A true tale of what happened to Haydn's head - Part the second
By Judy Evans
@JudyEv (325809)
Rockingham, Australia
November 14, 2018 10:18pm CST
This the second part of a post about Franz Joseph Haydn. You can read the first part here:
The prince was furious and wasted little time in discovering its whereabouts. However, Mrs Rosenbaum had no intention of handing over her main claim to fame. In a desperate attempt to save his own neck, Rosenbaum bought a skull from the mortuary and presented it to the prince. The story takes on the elements of farce at this point as the skull was examined by experts and found to be that of a young man, not an old composer. Perhaps the ‘bumps of music’ were not well enough defined.
Back goes Rosenbaum to the mortuary and asks for an ‘old’ head, (presumably preferably with music bumps). This proved acceptable and was buried with Haydn’s body in Eisenstadt.
The ‘real’ head continued to have a life of its own almost. It was willed back to Johann Peters on Rosenbaum’s death. He in turn willed it to the Vienna Conservatory of Music. However, his wife ignored the directive and gave it to her doctor. In 1832, he passed it on to the Austrian Institute of Pathology and Anatomy. Eventually it was presented to the Society of Music in Vienna.

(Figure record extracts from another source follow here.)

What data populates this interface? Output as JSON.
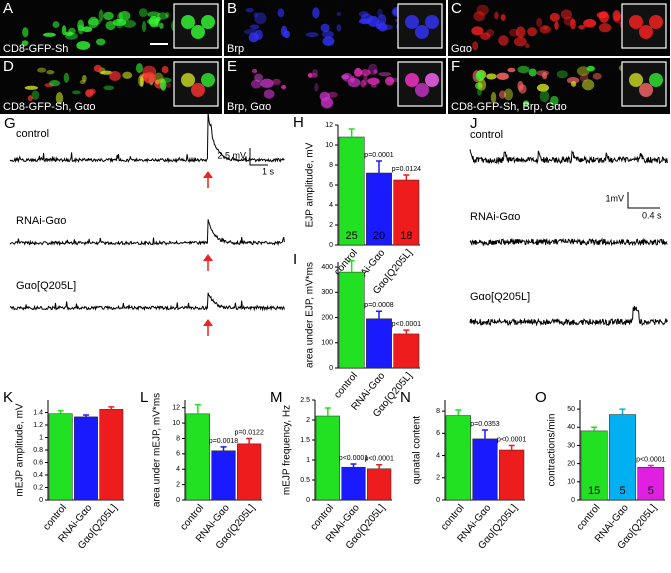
{
  "images": [
    {
      "letter": "A",
      "label": "CD8-GFP-Sh"
    },
    {
      "letter": "B",
      "label": "Brp"
    },
    {
      "letter": "C",
      "label": "Gαo"
    },
    {
      "letter": "D",
      "label": "CD8-GFP-Sh, Gαo"
    },
    {
      "letter": "E",
      "label": "Brp, Gαo"
    },
    {
      "letter": "F",
      "label": "CD8-GFP-Sh, Brp, Gαo"
    }
  ],
  "trace_g": {
    "letter": "G",
    "labels": [
      "control",
      "RNAi-Gαo",
      "Gαo[Q205L]"
    ],
    "scale_y": "2.5 mV",
    "scale_x": "1 s"
  },
  "trace_j": {
    "letter": "J",
    "labels": [
      "control",
      "RNAi-Gαo",
      "Gαo[Q205L]"
    ],
    "scale_y": "1mV",
    "scale_x": "0.4 s"
  },
  "chart_data": [
    {
      "type": "bar",
      "letter": "H",
      "ylabel": "EJP amplitude, mV",
      "categories": [
        "control",
        "RNAi-Gαo",
        "Gαo[Q205L]"
      ],
      "values": [
        10.8,
        7.2,
        6.5
      ],
      "errors": [
        0.8,
        1.2,
        0.5
      ],
      "colors": [
        "#22e022",
        "#1a1aff",
        "#ee1c1c"
      ],
      "p_values": [
        null,
        "p=0.0001",
        "p=0.0124"
      ],
      "n": [
        25,
        20,
        18
      ],
      "ylim": [
        0,
        12
      ],
      "yticks": [
        0,
        2,
        4,
        6,
        8,
        10,
        12
      ]
    },
    {
      "type": "bar",
      "letter": "I",
      "ylabel": "area under EJP, mV*ms",
      "categories": [
        "control",
        "RNAi-Gαo",
        "Gαo[Q205L]"
      ],
      "values": [
        380,
        195,
        135
      ],
      "errors": [
        45,
        30,
        15
      ],
      "colors": [
        "#22e022",
        "#1a1aff",
        "#ee1c1c"
      ],
      "p_values": [
        null,
        "p=0.0008",
        "p<0.0001"
      ],
      "ylim": [
        0,
        420
      ],
      "yticks": [
        0,
        100,
        200,
        300,
        400
      ]
    },
    {
      "type": "bar",
      "letter": "K",
      "ylabel": "mEJP amplitude, mV",
      "categories": [
        "control",
        "RNAi-Gαo",
        "Gαo[Q205L]"
      ],
      "values": [
        1.38,
        1.33,
        1.45
      ],
      "errors": [
        0.05,
        0.03,
        0.04
      ],
      "colors": [
        "#22e022",
        "#1a1aff",
        "#ee1c1c"
      ],
      "p_values": [
        null,
        null,
        null
      ],
      "ylim": [
        0,
        1.6
      ],
      "yticks": [
        0,
        0.2,
        0.4,
        0.6,
        0.8,
        1,
        1.2,
        1.4
      ]
    },
    {
      "type": "bar",
      "letter": "L",
      "ylabel": "area under mEJP, mV*ms",
      "categories": [
        "control",
        "RNAi-Gαo",
        "Gαo[Q205L]"
      ],
      "values": [
        11.2,
        6.4,
        7.3
      ],
      "errors": [
        1.2,
        0.5,
        0.7
      ],
      "colors": [
        "#22e022",
        "#1a1aff",
        "#ee1c1c"
      ],
      "p_values": [
        null,
        "p=0.0018",
        "p=0.0122"
      ],
      "ylim": [
        0,
        13
      ],
      "yticks": [
        0,
        2,
        4,
        6,
        8,
        10,
        12
      ]
    },
    {
      "type": "bar",
      "letter": "M",
      "ylabel": "mEJP frequency, Hz",
      "categories": [
        "control",
        "RNAi-Gαo",
        "Gαo[Q205L]"
      ],
      "values": [
        2.1,
        0.82,
        0.78
      ],
      "errors": [
        0.2,
        0.08,
        0.1
      ],
      "colors": [
        "#22e022",
        "#1a1aff",
        "#ee1c1c"
      ],
      "p_values": [
        null,
        "p<0.0001",
        "p<0.0001"
      ],
      "ylim": [
        0,
        2.5
      ],
      "yticks": [
        0,
        0.5,
        1,
        1.5,
        2,
        2.5
      ]
    },
    {
      "type": "bar",
      "letter": "N",
      "ylabel": "qunatal content",
      "categories": [
        "control",
        "RNAi-Gαo",
        "Gαo[Q205L]"
      ],
      "values": [
        7.6,
        5.5,
        4.5
      ],
      "errors": [
        0.5,
        0.8,
        0.4
      ],
      "colors": [
        "#22e022",
        "#1a1aff",
        "#ee1c1c"
      ],
      "p_values": [
        null,
        "p=0.0353",
        "p<0.0001"
      ],
      "ylim": [
        0,
        9
      ],
      "yticks": [
        0,
        2,
        4,
        6,
        8
      ]
    },
    {
      "type": "bar",
      "letter": "O",
      "ylabel": "contractions/min",
      "categories": [
        "control",
        "RNAi-Gαo",
        "Gαo[Q205L]"
      ],
      "values": [
        38,
        47,
        18
      ],
      "errors": [
        2,
        3,
        1
      ],
      "colors": [
        "#22e022",
        "#00b0f0",
        "#e020e0"
      ],
      "p_values": [
        null,
        null,
        "p<0.0001"
      ],
      "n": [
        15,
        5,
        5
      ],
      "ylim": [
        0,
        55
      ],
      "yticks": [
        0,
        10,
        20,
        30,
        40,
        50
      ]
    }
  ]
}
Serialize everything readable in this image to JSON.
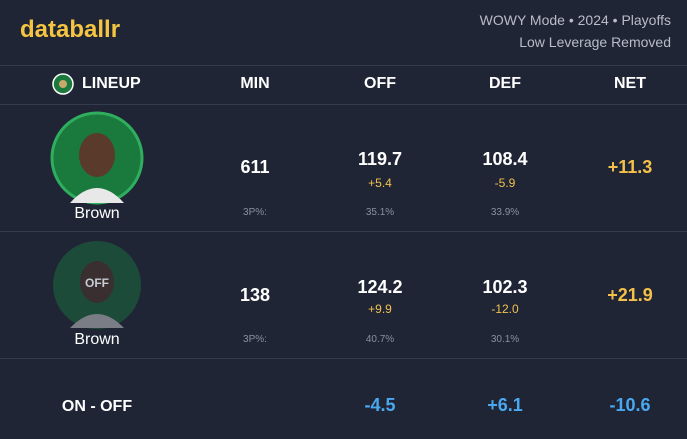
{
  "header": {
    "brand": "databallr",
    "mode": "WOWY Mode • 2024 • Playoffs",
    "note": "Low Leverage Removed"
  },
  "table": {
    "columns": [
      "LINEUP",
      "MIN",
      "OFF",
      "DEF",
      "NET"
    ],
    "rows": [
      {
        "player": "Brown",
        "min": "611",
        "off": "119.7",
        "off_diff": "+5.4",
        "def": "108.4",
        "def_diff": "-5.9",
        "net": "+11.3",
        "shot_label": "3P%:",
        "off_3p": "35.1%",
        "def_3p": "33.9%"
      },
      {
        "player": "Brown",
        "badge": "OFF",
        "min": "138",
        "off": "124.2",
        "off_diff": "+9.9",
        "def": "102.3",
        "def_diff": "-12.0",
        "net": "+21.9",
        "shot_label": "3P%:",
        "off_3p": "40.7%",
        "def_3p": "30.1%"
      }
    ],
    "summary": {
      "label": "ON - OFF",
      "off": "-4.5",
      "def": "+6.1",
      "net": "-10.6"
    }
  }
}
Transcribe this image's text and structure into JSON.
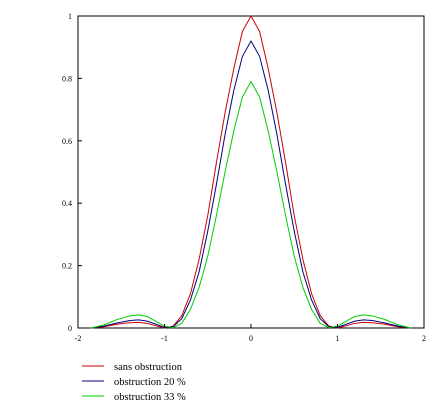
{
  "chart_data": {
    "type": "line",
    "title": "",
    "xlabel": "",
    "ylabel": "",
    "xlim": [
      -2,
      2
    ],
    "ylim": [
      0,
      1
    ],
    "x_ticks": [
      -2,
      -1,
      0,
      1,
      2
    ],
    "x_tick_labels": [
      "-2",
      "-1",
      "0",
      "1",
      "2"
    ],
    "y_ticks": [
      0,
      0.2,
      0.4,
      0.6,
      0.8,
      1
    ],
    "y_tick_labels": [
      "0",
      "0.2",
      "0.4",
      "0.6",
      "0.8",
      "1"
    ],
    "grid": false,
    "legend_position": "bottom-left",
    "series": [
      {
        "name": "sans obstruction",
        "color": "#cc0000",
        "x": [
          -1.85,
          -1.7,
          -1.55,
          -1.4,
          -1.3,
          -1.2,
          -1.1,
          -1.0,
          -0.9,
          -0.8,
          -0.7,
          -0.6,
          -0.5,
          -0.4,
          -0.3,
          -0.2,
          -0.1,
          0,
          0.1,
          0.2,
          0.3,
          0.4,
          0.5,
          0.6,
          0.7,
          0.8,
          0.9,
          1.0,
          1.1,
          1.2,
          1.3,
          1.4,
          1.55,
          1.7,
          1.85
        ],
        "y": [
          0.0,
          0.004,
          0.012,
          0.017,
          0.018,
          0.015,
          0.007,
          0.0,
          0.006,
          0.04,
          0.11,
          0.22,
          0.36,
          0.53,
          0.69,
          0.83,
          0.95,
          1.0,
          0.95,
          0.83,
          0.69,
          0.53,
          0.36,
          0.22,
          0.11,
          0.04,
          0.006,
          0.0,
          0.007,
          0.015,
          0.018,
          0.017,
          0.012,
          0.004,
          0.0
        ]
      },
      {
        "name": "obstruction 20 %",
        "color": "#00007f",
        "x": [
          -1.85,
          -1.7,
          -1.55,
          -1.4,
          -1.3,
          -1.2,
          -1.1,
          -1.0,
          -0.9,
          -0.8,
          -0.7,
          -0.6,
          -0.5,
          -0.4,
          -0.3,
          -0.2,
          -0.1,
          0,
          0.1,
          0.2,
          0.3,
          0.4,
          0.5,
          0.6,
          0.7,
          0.8,
          0.9,
          1.0,
          1.1,
          1.2,
          1.3,
          1.4,
          1.55,
          1.7,
          1.85
        ],
        "y": [
          0.0,
          0.006,
          0.016,
          0.024,
          0.026,
          0.022,
          0.012,
          0.002,
          0.004,
          0.03,
          0.09,
          0.18,
          0.31,
          0.46,
          0.62,
          0.76,
          0.87,
          0.92,
          0.87,
          0.76,
          0.62,
          0.46,
          0.31,
          0.18,
          0.09,
          0.03,
          0.004,
          0.002,
          0.012,
          0.022,
          0.026,
          0.024,
          0.016,
          0.006,
          0.0
        ]
      },
      {
        "name": "obstruction 33 %",
        "color": "#00cc00",
        "x": [
          -1.85,
          -1.7,
          -1.55,
          -1.4,
          -1.3,
          -1.2,
          -1.1,
          -1.0,
          -0.9,
          -0.8,
          -0.7,
          -0.6,
          -0.5,
          -0.4,
          -0.3,
          -0.2,
          -0.1,
          0,
          0.1,
          0.2,
          0.3,
          0.4,
          0.5,
          0.6,
          0.7,
          0.8,
          0.9,
          1.0,
          1.1,
          1.2,
          1.3,
          1.4,
          1.55,
          1.7,
          1.85
        ],
        "y": [
          0.0,
          0.01,
          0.027,
          0.039,
          0.042,
          0.037,
          0.022,
          0.006,
          0.001,
          0.015,
          0.06,
          0.13,
          0.23,
          0.36,
          0.5,
          0.63,
          0.74,
          0.79,
          0.74,
          0.63,
          0.5,
          0.36,
          0.23,
          0.13,
          0.06,
          0.015,
          0.001,
          0.006,
          0.022,
          0.037,
          0.042,
          0.039,
          0.027,
          0.01,
          0.0
        ]
      }
    ]
  }
}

It remained in a glass bubble at the Musikverein (musical society) for many years. Later, Brahms sometimes slept in the building as he couldn’t afford his own home. As an aid to inspiration, he would take the head out at night when he was composing and place it on his desk.
One hundred years pass – and Prince Paul Esterhazy offers to construct a mausoleum for Haydn if the officials will only return Haydn’s head.
More years went by. Nothing was decided when World War II started and, by the time it was over, Haydn’s body was in the Soviet Zone and his head in the International Zone of a divided Vienna. It seemed that never the twain should meet!
Finally, in 1954, Haydn’s remains were exhumed and the head and body reunited. They hadn’t seen each other for 145 years. Haydn’s body – and two heads – now rest in a marble tomb in the Bergkirche in Eisenstadt.
Truth is stranger than fiction.
The photo is of our old piano.
@myklj999 posted about giving away one record and later being given a whole heap of classical recordings. You can catch up here: It brought to mind a story...
9 people like this
7 responses
@JudyEv (325809)
• Rockingham, Australia
16 Nov 18
@JamesHxstatic Just joking but I like to sound tough!
@JamesHxstatic (29242)
• Eugene, Oregon
16 Nov 18
A fascinating tale this is and I knew not a bit of it, though Anne claimed that she did.
1 person likes this
@ilocosboy (45157)
• Philippines
15 Nov 18
Sometimes this kind of just look like a fiction but truth to tell, it is unbelievably true.
2 people like this
@SophiaMorros (5046)
• Belews Creek, North Carolina
15 Nov 18
I first bumped into Hadyn's head in a historical fiction series by Bodie Thoene. Thanks for filling in some of the gaps.